Book Review: by Lang Reid

A Pakistani House Husband

Another very different book arrived on the reviewer’s table this week, so thank you. The blurb that came with “A Pakistani House Husband, the Beauty and the Chaos” (ISBN 9-780-64646-777-1, Wormpound Press, Australia, 2007) indicated that author David Vee Rodden had lived in Islamabad for three years, and this book was a record of his travels and life in an Islamic country.
The 350 page paperback covers the first year in Pakistan for author Rodden and his Belgian wife. She had accepted a position as personal assistant to the ambassador of Belgium to Pakistan and Afghanistan, and the financial situation was such that the author did not need to work, becoming more of a de-facto house husband. However, those who have spent any time in Asia would also realize that there is a veritable army of servants ready to clean, cook, wash and put away, and Islamabad was no different, so the author was not overly taxed by hard labor.

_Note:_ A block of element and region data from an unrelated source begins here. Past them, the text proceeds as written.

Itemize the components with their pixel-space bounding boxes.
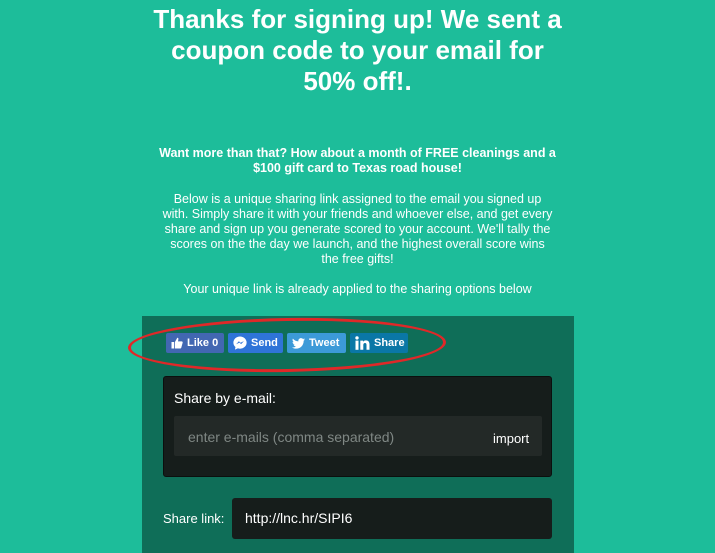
facebook-like-button[interactable]: Like 0 xyxy=(166,333,224,353)
description-line: share and sign up you generate scored to… xyxy=(164,222,551,236)
lead-text: Want more than that? How about a month o… xyxy=(0,146,715,176)
thumbs-up-icon xyxy=(171,337,183,349)
headline-line: Thanks for signing up! We sent a xyxy=(153,4,562,34)
description-line: the free gifts! xyxy=(321,252,394,266)
import-contacts-button[interactable]: import xyxy=(493,431,529,446)
social-share-buttons: Like 0 Send Tweet Share xyxy=(166,333,408,353)
email-input-placeholder: enter e-mails (comma separated) xyxy=(188,429,395,445)
lead-line: Want more than that? How about a month o… xyxy=(159,146,556,160)
messenger-send-button[interactable]: Send xyxy=(228,333,283,353)
share-link-label: Share link: xyxy=(163,511,225,526)
twitter-bird-icon xyxy=(292,337,305,349)
linkedin-share-button[interactable]: Share xyxy=(350,333,408,353)
share-link-value: http://lnc.hr/SIPI6 xyxy=(245,510,353,526)
page-headline: Thanks for signing up! We sent a coupon … xyxy=(0,4,715,97)
twitter-tweet-label: Tweet xyxy=(309,337,340,349)
description-line: with. Simply share it with your friends … xyxy=(162,207,553,221)
description-line: scores on the the day we launch, and the… xyxy=(170,237,545,251)
twitter-tweet-button[interactable]: Tweet xyxy=(287,333,346,353)
linkedin-icon xyxy=(355,336,370,350)
linkedin-share-label: Share xyxy=(374,337,405,349)
messenger-icon xyxy=(233,336,247,350)
facebook-like-label: Like 0 xyxy=(187,337,219,349)
headline-line: coupon code to your email for xyxy=(171,35,544,65)
description-text: Below is a unique sharing link assigned … xyxy=(0,192,715,267)
headline-line: 50% off!. xyxy=(303,66,412,96)
lead-line: $100 gift card to Texas road house! xyxy=(253,161,462,175)
link-note: Your unique link is already applied to t… xyxy=(183,282,532,296)
email-share-label: Share by e-mail: xyxy=(174,390,276,406)
messenger-send-label: Send xyxy=(251,337,278,349)
description-line: Below is a unique sharing link assigned … xyxy=(173,192,542,206)
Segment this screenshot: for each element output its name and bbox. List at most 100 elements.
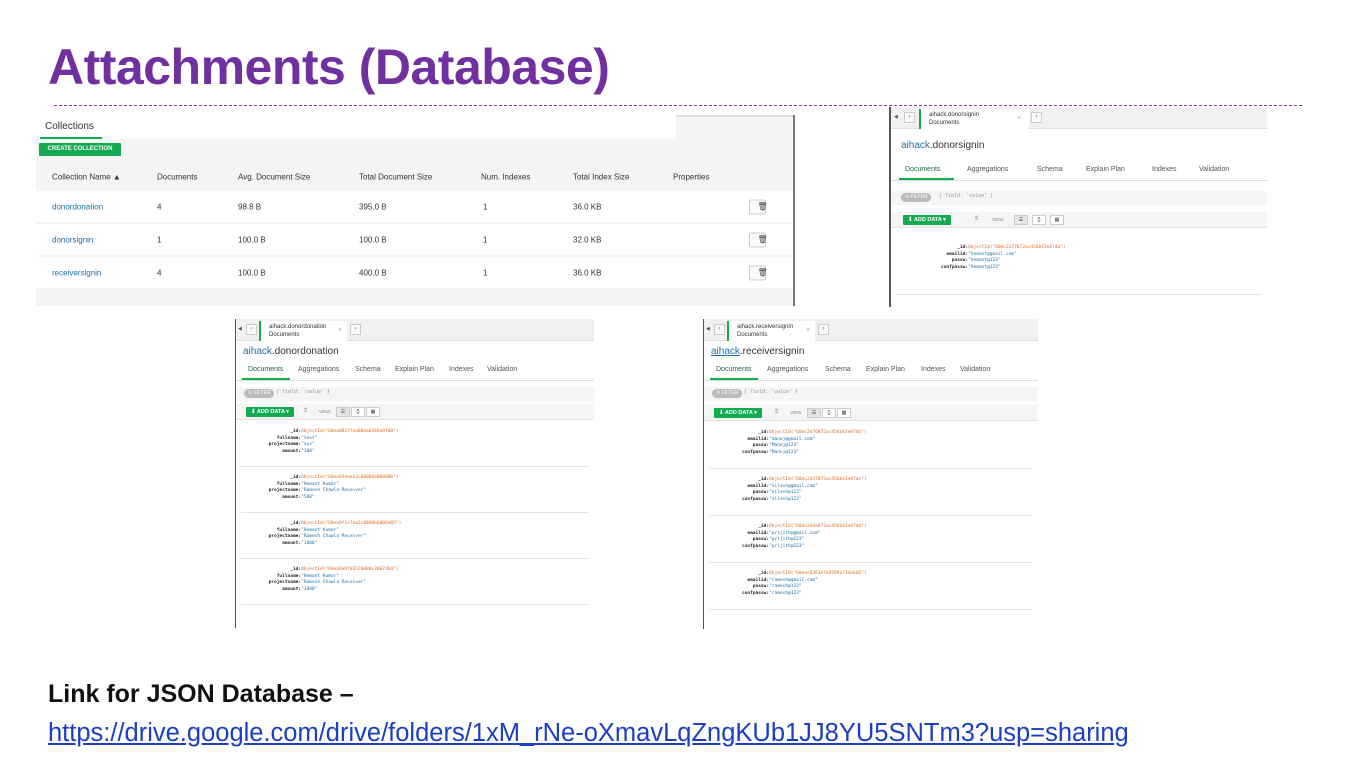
col-header-avg-size[interactable]: Avg. Document Size (238, 173, 310, 182)
close-icon[interactable]: × (806, 327, 810, 335)
close-icon[interactable]: × (1017, 115, 1021, 123)
db-name[interactable]: aihack (901, 140, 930, 151)
subtab-aggregations[interactable]: Aggregations (967, 166, 1008, 173)
col-header-index-size[interactable]: Total Index Size (573, 173, 629, 182)
collection-tab[interactable]: aihack.donorsignin Documents × (919, 109, 1029, 129)
new-tab-button[interactable]: › (350, 324, 361, 335)
new-tab-button[interactable]: › (1031, 112, 1042, 123)
collection-link-donorsignin[interactable]: donorsignin (52, 235, 93, 244)
subtab-explain-plan[interactable]: Explain Plan (395, 366, 434, 373)
export-icon[interactable]: ⇧ (974, 215, 979, 222)
subtab-schema[interactable]: Schema (825, 366, 851, 373)
list-view-icon[interactable]: ☰ (336, 407, 350, 417)
window-receiversignin: ◀ ‹ aihack.receiversignin Documents × › … (703, 319, 1038, 629)
document-field: amount:"500" (282, 495, 315, 500)
document-card[interactable]: _id:ObjectId("60ea93daea2c0000b6000d06")… (241, 467, 589, 513)
scroll-left-arrow-icon[interactable]: ◀ (706, 326, 710, 332)
json-view-icon[interactable]: {} (822, 408, 836, 418)
subtab-indexes[interactable]: Indexes (1152, 166, 1177, 173)
subtab-validation[interactable]: Validation (960, 366, 990, 373)
collection-tab[interactable]: aihack.receiversignin Documents × (727, 321, 815, 341)
delete-button[interactable]: 🗑 (749, 265, 768, 280)
back-button[interactable]: ‹ (904, 112, 915, 123)
db-name[interactable]: aihack (243, 346, 272, 357)
table-view-icon[interactable]: ▦ (837, 408, 851, 418)
document-field: emailid:"nilesh@gmail.com" (747, 484, 817, 489)
document-card[interactable]: _id:ObjectId("60dc2447072ac456b43e87dc")… (709, 469, 1033, 516)
field-value: "Ramesh Chawla Receiver" (301, 580, 367, 585)
back-button[interactable]: ‹ (246, 324, 257, 335)
subtab-aggregations[interactable]: Aggregations (298, 366, 339, 373)
document-card[interactable]: _id:ObjectId("60eac6361e7ed599a734a666")… (709, 563, 1033, 610)
field-value: ObjectId("60eac6361e7ed599a734a666") (769, 571, 867, 576)
db-name[interactable]: aihack (711, 346, 740, 357)
document-card[interactable]: _id:ObjectId("60ea8817fea80ea6340a9f00")… (241, 421, 589, 467)
field-value: "text" (301, 435, 318, 441)
json-view-icon[interactable]: {} (1032, 215, 1046, 225)
col-header-documents[interactable]: Documents (157, 173, 197, 182)
document-field: passw:"Manoj@123" (753, 443, 799, 448)
document-card[interactable]: _id:ObjectId("60dc2377072ac456b43e87da")… (896, 235, 1262, 295)
subtab-explain-plan[interactable]: Explain Plan (866, 366, 905, 373)
subtab-explain-plan[interactable]: Explain Plan (1086, 166, 1125, 173)
create-collection-button[interactable]: CREATE COLLECTION (39, 143, 121, 156)
list-view-icon[interactable]: ☰ (807, 408, 821, 418)
document-field: fullname:"Hemant Kumar" (277, 528, 339, 533)
add-data-button[interactable]: ⬇ ADD DATA ▾ (714, 408, 762, 418)
drive-link[interactable]: https://drive.google.com/drive/folders/1… (48, 719, 1129, 748)
subtab-indexes[interactable]: Indexes (449, 366, 474, 373)
subtab-documents[interactable]: Documents (248, 366, 283, 373)
col-header-indexes[interactable]: Num. Indexes (481, 173, 530, 182)
field-key: confpassw: (742, 590, 770, 596)
cell-indexes: 1 (483, 235, 488, 244)
add-data-button[interactable]: ⬇ ADD DATA ▾ (246, 407, 294, 417)
cell-documents: 1 (157, 235, 162, 244)
add-data-button[interactable]: ⬇ ADD DATA ▾ (903, 215, 951, 225)
window-donordonation: ◀ ‹ aihack.donordonation Documents × › a… (235, 319, 594, 628)
list-view-icon[interactable]: ☰ (1014, 215, 1028, 225)
document-card[interactable]: _id:ObjectId("60dc2476072ac456b43e87db")… (709, 422, 1033, 469)
new-tab-button[interactable]: › (818, 324, 829, 335)
scroll-left-arrow-icon[interactable]: ◀ (238, 326, 242, 332)
subtab-validation[interactable]: Validation (1199, 166, 1229, 173)
col-header-name[interactable]: Collection Name ▲ (52, 173, 121, 182)
close-icon[interactable]: × (338, 327, 342, 335)
subtab-indexes[interactable]: Indexes (921, 366, 946, 373)
collection-link-donordonation[interactable]: donordonation (52, 202, 103, 211)
subtab-schema[interactable]: Schema (1037, 166, 1063, 173)
field-value: "Manoj@123" (769, 449, 799, 455)
collection-tab[interactable]: aihack.donordonation Documents × (259, 321, 347, 341)
field-key: _id: (758, 430, 770, 435)
subtab-schema[interactable]: Schema (355, 366, 381, 373)
filter-input[interactable]: { field: 'value' } (276, 389, 330, 395)
tab-collections[interactable]: Collections (45, 121, 94, 132)
back-button[interactable]: ‹ (714, 324, 725, 335)
link-heading: Link for JSON Database – (48, 680, 354, 708)
window-donorsignin: ◀ ‹ aihack.donorsignin Documents × › aih… (889, 107, 1267, 307)
subtab-aggregations[interactable]: Aggregations (767, 366, 808, 373)
table-view-icon[interactable]: ▦ (1050, 215, 1064, 225)
document-card[interactable]: _id:ObjectId("60dc244e072ac456b43e87dd")… (709, 516, 1033, 563)
document-field: confpassw:"nilesh@123" (742, 497, 802, 502)
json-view-icon[interactable]: {} (351, 407, 365, 417)
filter-input[interactable]: { field: 'value' } (939, 193, 993, 199)
delete-button[interactable]: 🗑 (749, 232, 768, 247)
delete-button[interactable]: 🗑 (749, 199, 768, 214)
field-key: emailid: (747, 530, 770, 536)
col-header-total-size[interactable]: Total Document Size (359, 173, 432, 182)
subtab-documents[interactable]: Documents (716, 366, 751, 373)
subtab-documents[interactable]: Documents (905, 166, 940, 173)
scroll-left-arrow-icon[interactable]: ◀ (894, 114, 898, 120)
export-icon[interactable]: ⇧ (303, 407, 308, 414)
subtab-validation[interactable]: Validation (487, 366, 517, 373)
document-field: _id:ObjectId("60ea8817fea80ea6340a9f00") (290, 429, 398, 434)
view-label: VIEW (790, 410, 802, 415)
filter-input[interactable]: { field: 'value' } (744, 389, 798, 395)
cell-avg-size: 100.0 B (238, 235, 266, 244)
trash-icon: 🗑 (757, 202, 768, 211)
table-view-icon[interactable]: ▦ (366, 407, 380, 417)
collection-link-receiversignin[interactable]: receiversignin (52, 268, 101, 277)
document-card[interactable]: _id:ObjectId("60ea9f1c7aa2c0000b6000d05"… (241, 513, 589, 559)
document-card[interactable]: _id:ObjectId("60ea9a9fd6570000c3007db4")… (241, 559, 589, 605)
export-icon[interactable]: ⇧ (774, 408, 779, 415)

To the credit of Rodden and his wife, they did manage to explore other areas of Pakistan, and as a travelogue, this book is excellent, in that it does give the reader an idea of what life was like in the various regions.
However, for me, author Rodden lets himself down with his seeming fascination with scatological references. One is enough. We’ve all had the trots in Asia. It is nothing earth shattering, despite toilet splattering, which Rodden took several pages to make sure we fully realized just what had happened. I have had to abandon more than one handkerchief in an Asia toilet, but it really doesn’t need to be repeated page after page.

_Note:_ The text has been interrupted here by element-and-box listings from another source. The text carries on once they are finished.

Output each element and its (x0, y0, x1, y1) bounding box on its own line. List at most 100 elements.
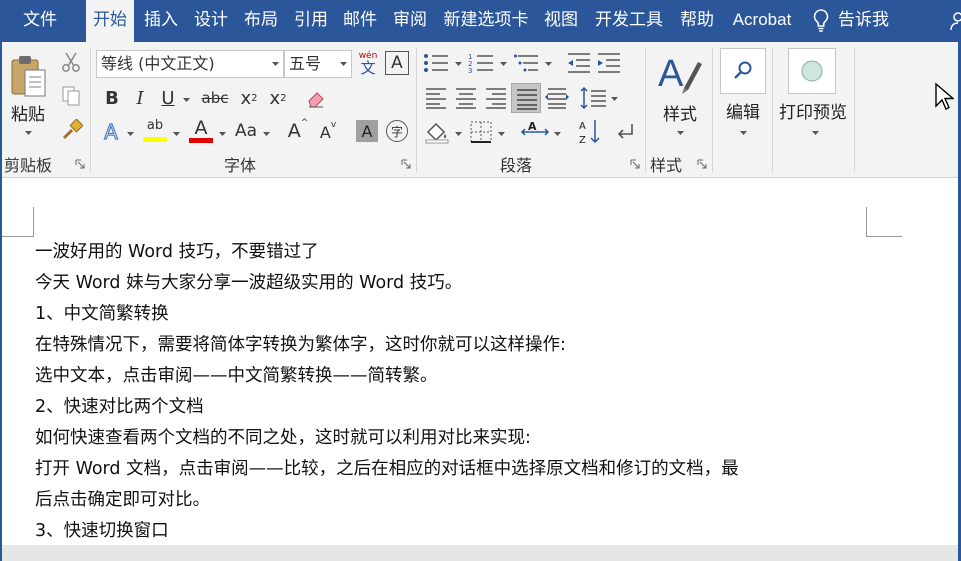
distributed-icon[interactable] (544, 86, 570, 110)
multilevel-dropdown-icon[interactable] (545, 62, 552, 66)
styles-group-label: 样式 (650, 156, 683, 175)
clear-formatting-button[interactable] (303, 85, 329, 111)
tab-layout[interactable]: 布局 (238, 0, 284, 42)
shading-icon[interactable] (424, 118, 450, 144)
justify-button[interactable] (511, 83, 541, 113)
tab-home[interactable]: 开始 (86, 0, 134, 43)
align-right-icon[interactable] (484, 86, 508, 110)
show-marks-icon[interactable] (614, 120, 636, 144)
shrink-font-button[interactable]: Av (316, 120, 340, 144)
change-case-button[interactable]: Aa (231, 118, 261, 144)
tab-view[interactable]: 视图 (538, 0, 584, 42)
tab-new-tab[interactable]: 新建选项卡 (437, 0, 535, 42)
font-size-combo[interactable]: 五号 (284, 50, 352, 78)
editing-dropdown-icon[interactable] (740, 131, 747, 135)
line-spacing-icon[interactable] (580, 86, 608, 110)
tab-developer[interactable]: 开发工具 (588, 0, 670, 42)
print-preview-label[interactable]: 打印预览 (776, 98, 850, 123)
tab-references[interactable]: 引用 (288, 0, 334, 42)
tab-mailings[interactable]: 邮件 (337, 0, 383, 42)
character-shading-button[interactable]: A (356, 120, 378, 142)
multilevel-list-icon[interactable] (514, 52, 542, 74)
chinese-layout-dropdown-icon[interactable] (554, 132, 561, 136)
document-paragraph[interactable]: 一波好用的 Word 技巧，不要错过了 (35, 237, 895, 268)
highlight-color-button[interactable]: ab (141, 116, 169, 144)
tab-review[interactable]: 审阅 (387, 0, 433, 42)
paste-dropdown-icon[interactable] (25, 131, 32, 135)
format-painter-button[interactable] (60, 118, 84, 142)
bold-button[interactable]: B (100, 85, 124, 111)
document-paragraph[interactable]: 打开 Word 文档，点击审阅——比较，之后在相应的对话框中选择原文档和修订的文… (35, 454, 895, 485)
editing-button[interactable] (720, 48, 766, 94)
document-paragraph[interactable]: 在特殊情况下，需要将简体字转换为繁体字，这时你就可以这样操作: (35, 330, 895, 361)
line-spacing-dropdown-icon[interactable] (611, 97, 618, 101)
numbering-dropdown-icon[interactable] (500, 62, 507, 66)
tab-acrobat[interactable]: Acrobat (723, 0, 801, 42)
tell-me-box[interactable]: 告诉我 (812, 0, 889, 42)
text-effects-dropdown-icon[interactable] (127, 132, 134, 136)
bullets-dropdown-icon[interactable] (455, 62, 462, 66)
italic-button[interactable]: I (128, 85, 152, 111)
change-case-dropdown-icon[interactable] (263, 132, 270, 136)
shading-dropdown-icon[interactable] (455, 132, 462, 136)
document-body[interactable]: 一波好用的 Word 技巧，不要错过了 今天 Word 妹与大家分享一波超级实用的… (35, 237, 895, 547)
sort-icon[interactable]: AZ (578, 118, 602, 146)
print-preview-button[interactable] (788, 48, 836, 94)
enclose-characters-button[interactable]: 字 (386, 120, 408, 142)
document-paragraph[interactable]: 3、快速切换窗口 (35, 516, 895, 547)
phonetic-guide-button[interactable]: wén 文 (355, 48, 381, 80)
styles-button[interactable]: A (654, 48, 706, 100)
styles-icon: A (658, 53, 702, 95)
subscript-button[interactable]: x2 (236, 85, 262, 111)
borders-dropdown-icon[interactable] (498, 132, 505, 136)
paste-button[interactable] (6, 50, 50, 102)
superscript-x: x (269, 87, 281, 109)
share-icon[interactable] (946, 6, 961, 36)
justify-icon (517, 89, 537, 110)
cut-button[interactable] (60, 50, 82, 74)
grow-font-button[interactable]: A ^ (286, 118, 310, 144)
document-paragraph[interactable]: 后点击确定即可对比。 (35, 485, 895, 516)
tab-insert[interactable]: 插入 (138, 0, 184, 42)
tab-file[interactable]: 文件 (8, 0, 72, 42)
print-preview-dropdown-icon[interactable] (812, 131, 819, 135)
align-left-icon[interactable] (424, 86, 448, 110)
font-color-dropdown-icon[interactable] (219, 132, 226, 136)
tab-design[interactable]: 设计 (188, 0, 234, 42)
bullets-icon[interactable] (423, 52, 451, 74)
chinese-layout-icon[interactable]: A (520, 120, 550, 144)
paste-label[interactable]: 粘贴 (6, 100, 50, 125)
font-color-button[interactable]: A (187, 116, 215, 144)
strikethrough-button[interactable]: abc (198, 85, 232, 111)
increase-indent-icon[interactable] (596, 52, 622, 74)
document-paragraph[interactable]: 2、快速对比两个文档 (35, 392, 895, 423)
styles-dialog-launcher-icon[interactable] (697, 159, 707, 169)
underline-button[interactable]: U (156, 85, 180, 111)
font-name-combo[interactable]: 等线 (中文正文) (96, 50, 284, 78)
numbering-icon[interactable]: 123 (468, 52, 496, 74)
underline-dropdown-icon[interactable] (183, 98, 190, 102)
character-border-button[interactable]: A (385, 51, 409, 75)
font-dialog-launcher-icon[interactable] (401, 159, 411, 169)
superscript-button[interactable]: x2 (265, 85, 291, 111)
svg-text:3: 3 (468, 67, 472, 74)
styles-dropdown-icon[interactable] (677, 131, 684, 135)
clipboard-dialog-launcher-icon[interactable] (75, 159, 85, 169)
editing-label[interactable]: 编辑 (720, 98, 766, 123)
document-paragraph[interactable]: 如何快速查看两个文档的不同之处，这时就可以利用对比来实现: (35, 423, 895, 454)
document-paragraph[interactable]: 今天 Word 妹与大家分享一波超级实用的 Word 技巧。 (35, 268, 895, 299)
copy-button[interactable] (60, 84, 82, 108)
paragraph-dialog-launcher-icon[interactable] (630, 159, 640, 169)
highlight-color-bar (143, 136, 167, 142)
decrease-indent-icon[interactable] (566, 52, 592, 74)
document-canvas[interactable]: 一波好用的 Word 技巧，不要错过了 今天 Word 妹与大家分享一波超级实用的… (0, 179, 961, 561)
horizontal-scrollbar[interactable] (0, 545, 961, 561)
borders-icon[interactable] (469, 120, 493, 144)
align-center-icon[interactable] (454, 86, 478, 110)
text-effects-button[interactable]: A (98, 118, 124, 146)
tab-help[interactable]: 帮助 (674, 0, 720, 42)
document-paragraph[interactable]: 1、中文简繁转换 (35, 299, 895, 330)
document-paragraph[interactable]: 选中文本，点击审阅——中文简繁转换——简转繁。 (35, 361, 895, 392)
highlight-dropdown-icon[interactable] (173, 132, 180, 136)
styles-label[interactable]: 样式 (656, 100, 704, 125)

I did find it interesting when Rodden sought out the Muslim thoughts and raison d’etre. After all, their opinion does matter, and it was interesting to see that the author took to calling himself Belgian, rather than his native Australian, there being considerable enmity to the land down-under, for its position supporting America in the Iraq war. There was no doubt in the Pakistani minds as to who were the aggressors. (Or in mine!)
Islamabad? Islamagood? This book does not really judge, but author David Vee Rodden leaves that to you, while recording many of the frustrations experienced by anyone out of their own society and propelled into an alien Asian country. Constant outages of the “electric city” is well known to anyone living in Thailand.
I would also have preferred much less of the waffles into surrealism, and fortunately the publisher saw to printing those sections in italics, so skipping them became easier. At one stage in the book, the author mentions his reading of Zen and the Art of Motorcycle Maintenance, a cult book of a few decades ago. I got the distinct feeling he was attempting to emulate this book, something he, quite frankly, did not need to do. The book stands on its own merits, without any ganja fuelled sections. Again a subject that crops up endlessly, interspersed with scat (and not the musical interpretation either).
An interesting book that should propel author Rodden into a literary career.